La porte s'ouvre lentement tandis que je la bloque et passe la tête dans l'entrebâillement pour vérifier qu'il y a bien quelqu'un et que ce n'était pas une blague d'un des étudiants de cette année. Oh. Elle semble pensive. N'osant rien dire, je reste à l'observer : on dirait bien qu'elle n'a pas vu que je venais d'ouvrir la porte, là, juste à l'instant. La demoiselle sort son téléphone puis semble en attendre quelque chose. « Léana ? » ma voix se fait la plus douce possible. Je ne connais pas cette enfant, mais j'ai le sentiment qu'il va falloir redoubler d'attention. Je sors sur le seuil de la porte, l'ouvrant totalement et m'avance pour lui tendre la main, comme on le fait convenablement entre deux adultes qui se saluent, que ce soit pour la première ou par habitude. « Je suis Shéhérazade Domeny, psychologue ; enchantée de faire ta connaissance. » il convient lorsque l'on travaille avec des adolescents de ne pas forcément employer le vouvoiement, ça a souvent tendance à leur faire comprendre que ... je ne veux pas être supérieure en quoi que ce soit. A tort ou à raison, mais peu importe pour l'heure. Les mettre mal à l'aise n'est pas du tout dans mes projets et encore moins celle qui se dresse devant moi. Stressée. Il n'en faut pas plus pour que je l'intime à entrer dans le bureau, la laissant bien entendu y pénétrer la première. « Mets-toi à l'aise, installe-toi sur l'un de ces canapés et nous commencerons lorsque tu le désireras. » il ne faut jamais ô grand jamais forcer la main : ça aura plus tendance à occasionner des blocages qu'autre chose. Je l'imagine méfiante, forcément peu encline à me délivrer le mal qui la ronge. Mais la méfiance est mère dominante lorsque l'on est psychologue : l'autre aura toujours peur que l'on cherche à violer sa vie privée. Je n'utilise que les informations que le patient veut bien me communiquer. Toujours.
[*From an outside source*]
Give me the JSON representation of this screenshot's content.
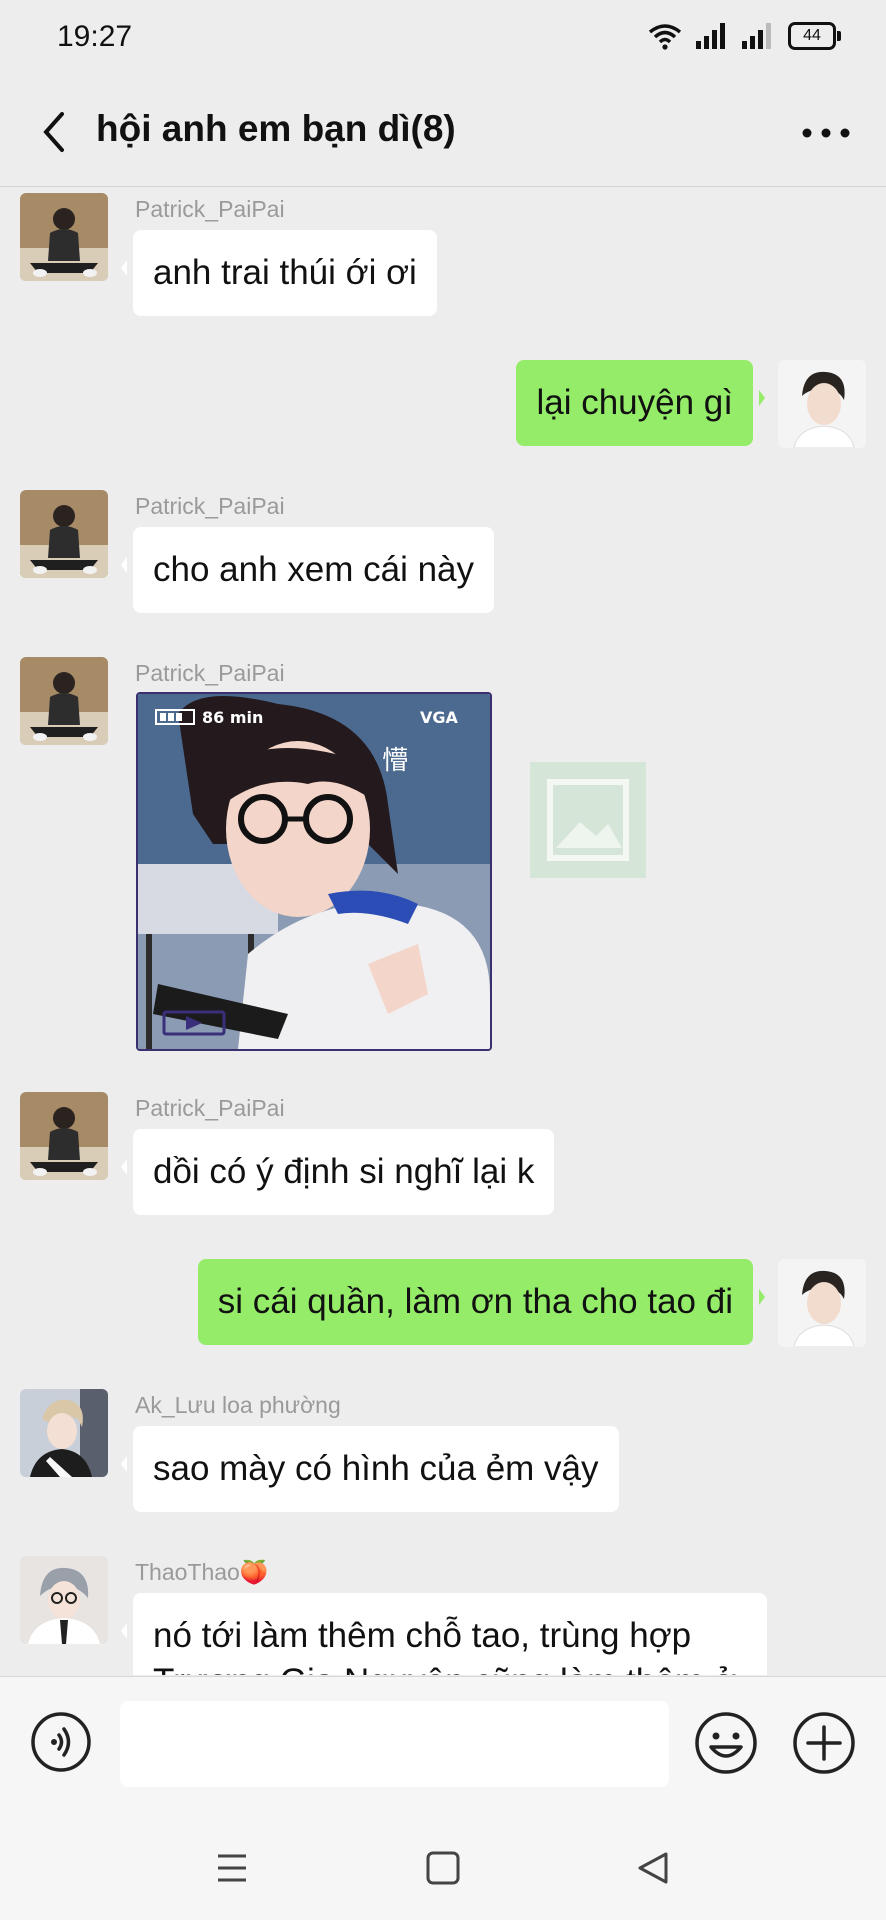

Je m'installe sur le canapé qu'elle n'occupe pas, histoire de lui faire face et me rends compte que j'ai oublié quelque chose : préparer un verre d'eau. Mais en même temps, je ne la connais pas assez et ne puis donc pas m'avancer sur ses préférences en matière de liquide. Umh. Je n'attends qu'un geste d'elle pour lancer la discussion lentement. « Qu'est-ce qui t'amène ici, Léana ? » ma voix ne se fait ni pressante ni mielleuse : elle est juste posée et tranquille. Souriante et détendue, je ne prends volontairement pas tout de suite le petit calepin pour noter les informations, ne voulant pas forcément lui rappeler qu'elle se trouve dans une zone potentiellement anxiogène et souhaitant la mettre assez rapidement à l'aise.